David Denby of The New Yorker takes a look at the career of the Coen brothers and he seems to come to many of the usual critical conclusions that have dogged them over the years. Here are some of his observations:
In the past, Joel and Ethan Coen have tossed the camera around like a toy, running it down shiny bowling lanes or flipping it overhead as naked babes, trampolined into the air, rise and fall through the frame in slow motion. Now they’ve put away such happy shenanigans. The camera work and the editing in the opening scenes of “No Country” are devoted to what the hunter sees and feels as he inches forward: earth, a brush of wind, and the mess in front of him, the remnants of a drug deal gone bad.

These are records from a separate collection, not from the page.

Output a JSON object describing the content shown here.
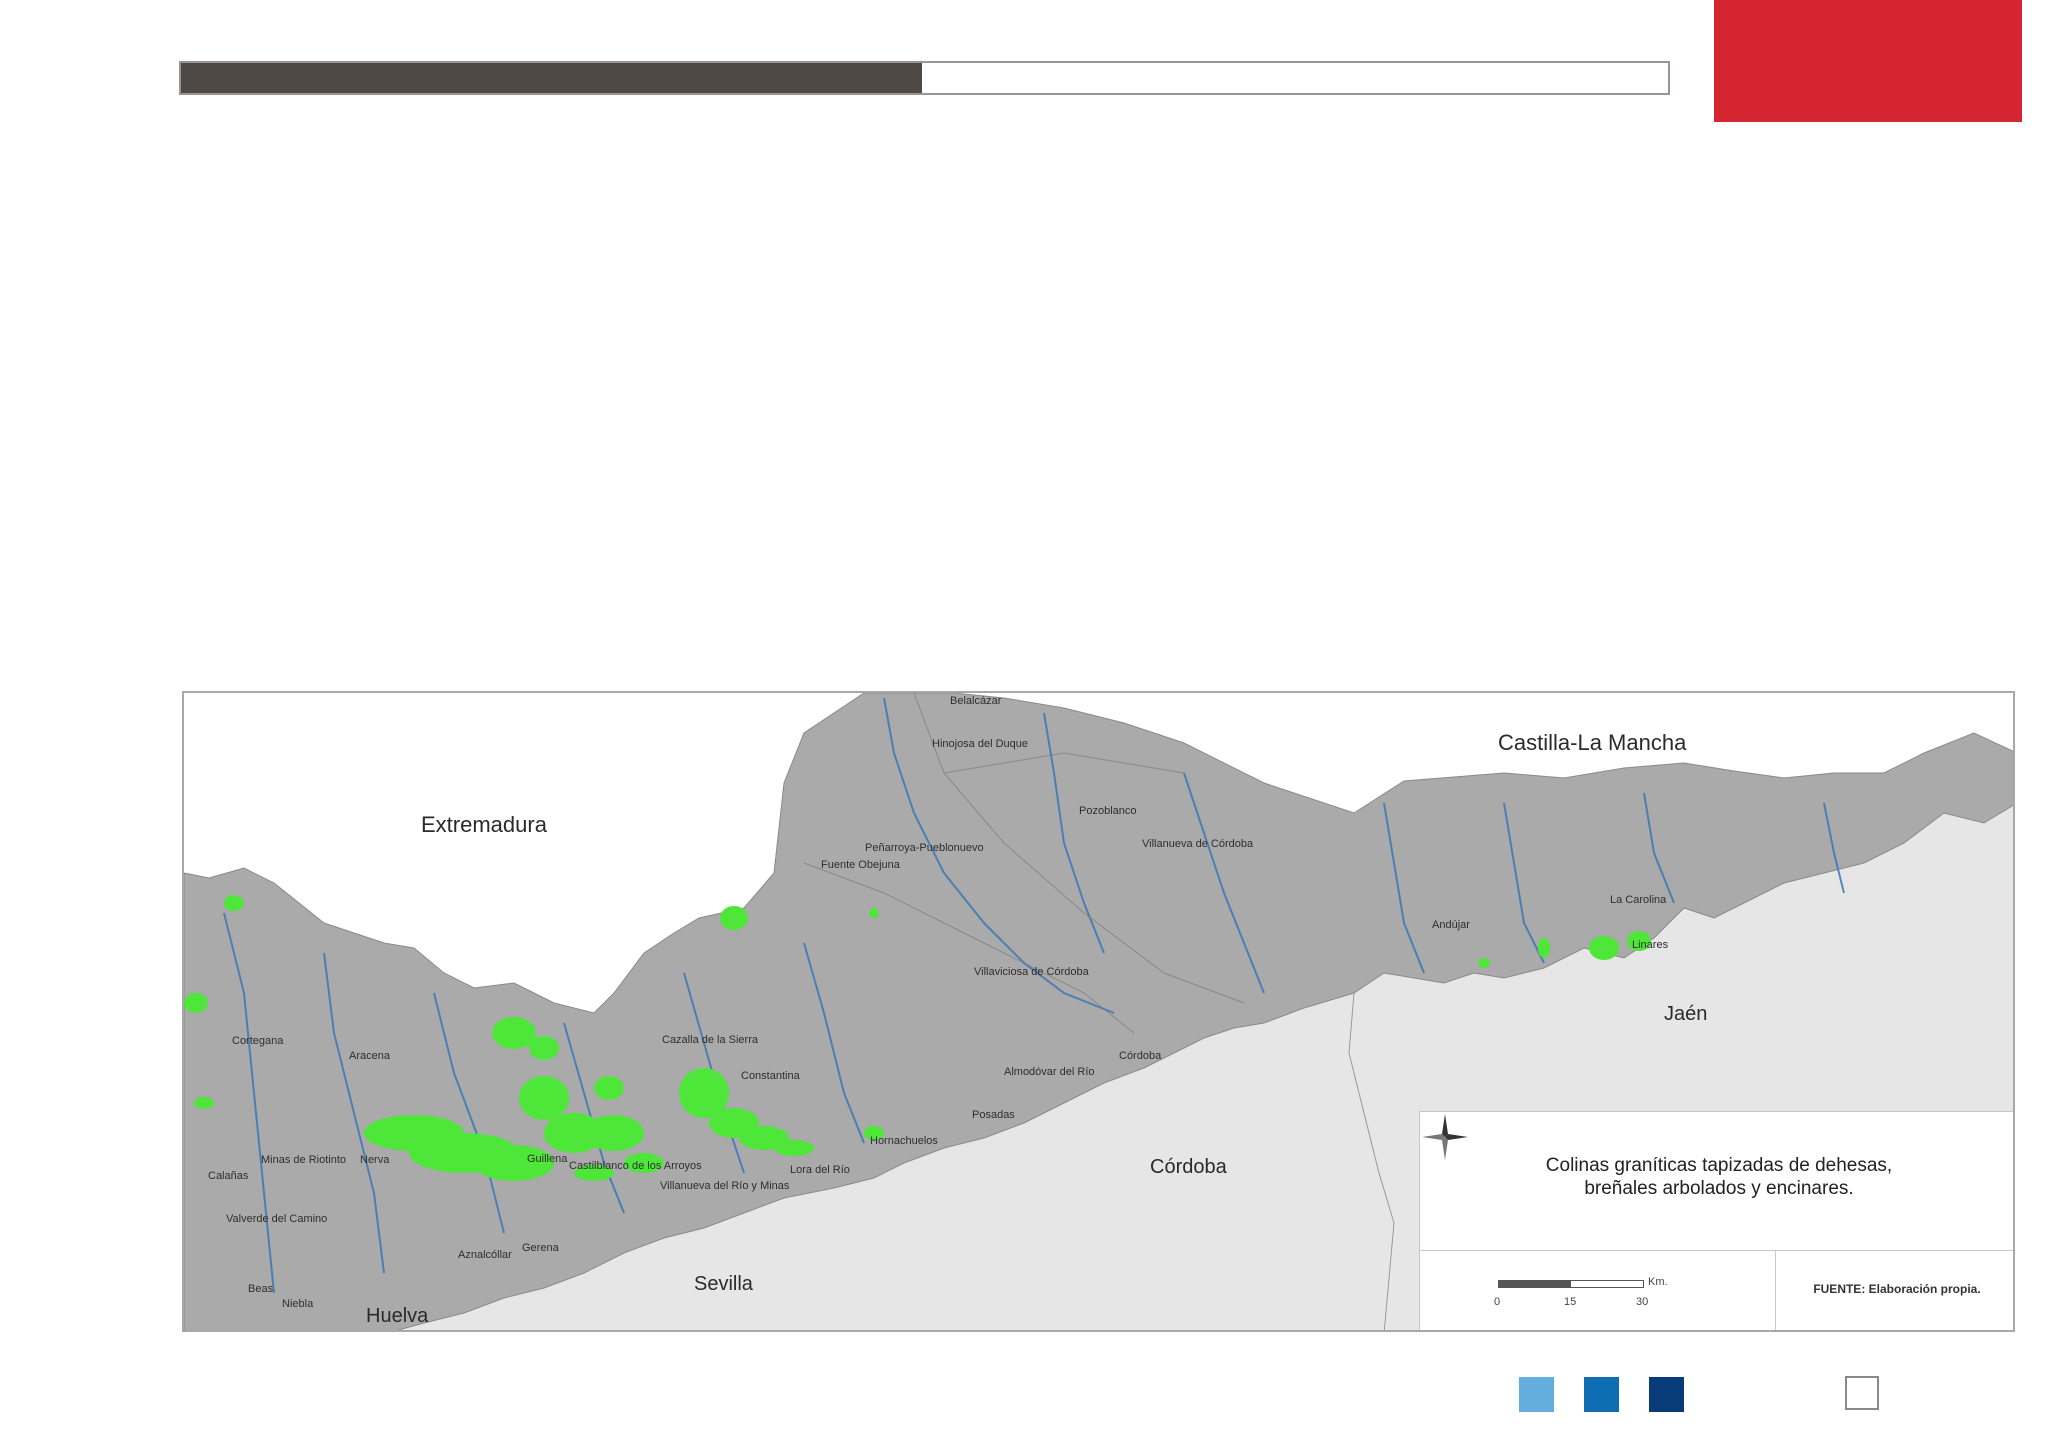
{
  "header": {
    "progress_fraction": 0.498,
    "progress_color": "#4f4946",
    "accent_color": "#d42530"
  },
  "map": {
    "regions": {
      "extremadura": "Extremadura",
      "castilla_la_mancha": "Castilla-La Mancha",
      "jaen": "Jaén",
      "cordoba": "Córdoba",
      "sevilla": "Sevilla",
      "huelva": "Huelva"
    },
    "towns": [
      "Belalcázar",
      "Hinojosa del Duque",
      "Pozoblanco",
      "Villanueva de Córdoba",
      "Peñarroya-Pueblonuevo",
      "Fuente Obejuna",
      "Villaviciosa de Córdoba",
      "Andújar",
      "La Carolina",
      "Linares",
      "Cortegana",
      "Aracena",
      "Cazalla de la Sierra",
      "Constantina",
      "Almodóvar del Río",
      "Córdoba",
      "Posadas",
      "Hornachuelos",
      "Minas de Riotinto",
      "Nerva",
      "Guillena",
      "Castilblanco de los Arroyos",
      "Lora del Río",
      "Villanueva del Río y Minas",
      "Calañas",
      "Valverde del Camino",
      "Aznalcóllar",
      "Gerena",
      "Beas",
      "Niebla"
    ],
    "colors": {
      "land": "#a9a9a9",
      "outside": "#e6e6e6",
      "rivers": "#3a78b5",
      "granite_hills": "#4fe63a"
    }
  },
  "legend": {
    "title": "Colinas graníticas tapizadas de dehesas,\nbreñales arbolados y encinares.",
    "scale_labels": [
      "0",
      "15",
      "30"
    ],
    "scale_unit": "Km.",
    "source": "FUENTE: Elaboración propia."
  },
  "footer": {
    "swatches": [
      "#64aedd",
      "#0f6db3",
      "#073c78"
    ]
  }
}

So powerful are the first twenty minutes or so of “No Country”—so concentrated in their physical and psychological realization of dread—that we are unlikely to ask why Chigurh kills with a captive-bolt gun (the kind used in killing cattle) rather than a revolver, or if it makes any sense for Llewelyn, a likable welder and roughneck, to return to the scene with water for a wounded man after he’s made off with two million dollars in drug money. “No Country” is based on Cormac McCarthy’s 2005 novel, and the bleak view of life that has always existed in the Coens’ work merges with McCarthy’s lethal cool. After these initial scenes, Chigurh poses hostile and unanswerable questions to the baffled owner of a roadside gas station (Gene Jones), and the mind games are prolonged to a state of almost unbearable tension. Watching the movie, you feel a little like that gas-station owner—impressed, even intimidated.
Here's a dismissive judgement of two of my favorite Coen films that are often criticized for being "too stylized" that I find hard to swallow:
If “Blood Simple” suggested that the Coens didn’t want to make a thriller so much as tease one into existence, “Miller’s Crossing” (1990) sported with the form in heavier and grimmer ways.***
But the situations and the dialogue are so stylized—so manically fretted with crime-genre allusions and tropes—that the Coens killed whatever interest we might have taken in their story or in their hero. Perversely, they invented a new form of failure, acting in bad faith toward themselves.
Does every film have to be The Shawshank Redemption? Typically he has some nice things to say about No Country For Old Men, Fargo, and Raising Arizona. Surprisingly he has praise for The Big Lebowski. Overall, I think he's too critical, dismissive, and possibly oblivious to what the Coens were trying to achieve in their films.